A new study has found that deprivation of arginine, an amino acid, may cause Alzheimer’s disease in people.
The researchers are considering the new finding a major development in the ongoing researches on the debilitating illness. According to them, the new findings could also help in developing new treatment strategies for patients suffering from the memory loss disease.
The study, which was conducted by a team of researchers at the Duke University, mainly focused on the immune system of the participants and uncovered that cells designed for providing protection to the brain from infection will uncharacteristically use the arginine during the early stages of Alzheimer’s Disease.

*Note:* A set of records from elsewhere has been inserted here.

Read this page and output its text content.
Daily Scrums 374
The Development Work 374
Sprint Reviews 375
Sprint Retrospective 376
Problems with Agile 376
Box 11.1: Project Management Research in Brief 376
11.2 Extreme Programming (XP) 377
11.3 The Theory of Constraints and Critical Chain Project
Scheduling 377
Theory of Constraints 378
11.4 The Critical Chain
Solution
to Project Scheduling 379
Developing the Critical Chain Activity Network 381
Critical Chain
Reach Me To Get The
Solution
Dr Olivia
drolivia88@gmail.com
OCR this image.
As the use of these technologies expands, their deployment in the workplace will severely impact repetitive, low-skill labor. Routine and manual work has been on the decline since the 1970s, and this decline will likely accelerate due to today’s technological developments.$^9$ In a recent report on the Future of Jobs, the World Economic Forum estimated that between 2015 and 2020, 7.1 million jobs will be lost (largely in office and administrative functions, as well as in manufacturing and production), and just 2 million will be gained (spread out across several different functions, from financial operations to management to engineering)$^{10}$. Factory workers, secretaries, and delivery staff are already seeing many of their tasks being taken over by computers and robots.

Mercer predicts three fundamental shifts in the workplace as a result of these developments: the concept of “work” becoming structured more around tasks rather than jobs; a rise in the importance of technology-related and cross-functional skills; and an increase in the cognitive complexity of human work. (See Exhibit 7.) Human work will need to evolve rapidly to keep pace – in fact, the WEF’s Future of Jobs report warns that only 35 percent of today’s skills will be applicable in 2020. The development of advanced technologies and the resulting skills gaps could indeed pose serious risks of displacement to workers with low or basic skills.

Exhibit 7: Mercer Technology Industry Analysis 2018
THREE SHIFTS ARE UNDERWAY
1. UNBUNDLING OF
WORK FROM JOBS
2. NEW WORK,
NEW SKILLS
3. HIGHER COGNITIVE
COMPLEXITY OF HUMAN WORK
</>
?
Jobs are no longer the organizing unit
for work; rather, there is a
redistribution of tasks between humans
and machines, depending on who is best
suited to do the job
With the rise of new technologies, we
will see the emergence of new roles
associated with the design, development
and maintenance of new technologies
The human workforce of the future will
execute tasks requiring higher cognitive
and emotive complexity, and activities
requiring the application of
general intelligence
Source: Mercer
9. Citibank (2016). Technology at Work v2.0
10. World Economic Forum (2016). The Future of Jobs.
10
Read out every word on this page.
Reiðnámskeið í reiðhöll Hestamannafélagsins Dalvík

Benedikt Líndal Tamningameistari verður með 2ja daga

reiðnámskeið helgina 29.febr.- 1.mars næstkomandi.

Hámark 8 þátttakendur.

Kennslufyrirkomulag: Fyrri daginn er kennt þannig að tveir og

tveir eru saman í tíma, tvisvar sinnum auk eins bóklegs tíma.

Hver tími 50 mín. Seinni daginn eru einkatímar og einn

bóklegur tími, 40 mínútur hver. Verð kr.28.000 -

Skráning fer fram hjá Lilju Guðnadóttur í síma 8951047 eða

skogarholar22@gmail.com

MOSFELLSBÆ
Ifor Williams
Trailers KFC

Senior study author Dr. Carol Colton said, “Our approach is recognized as unique and opens new avenues to think about what causes Alzheimer’s disease and new ways to treat the disease.”
During the study, the researchers used a cancer-treating drug called difluoromethylornithine for blocking the arginine consumption process. According to Colton, even though the drug helped in saving arginine loss, a more suitable agent is still required to be discovered.
However, the mice that underwent the therapy were found performing better on memory tests.
“The response to this potential new mechanism is favorable. We are cautiously optimistic,” Colton said.
The researchers will now be carrying a test on older mice that are diagnosed with an advanced form of Alzheimer’s disease.
Over five million people in the United States were affected with the Alzheimer’s disease in 2013. According to the Center for Disease Control and Prevention (CDC), the figure is projected to increase to 14 million people in 2050.
The findings of the study were detailed on Wednesday in Journal of Neuroscience.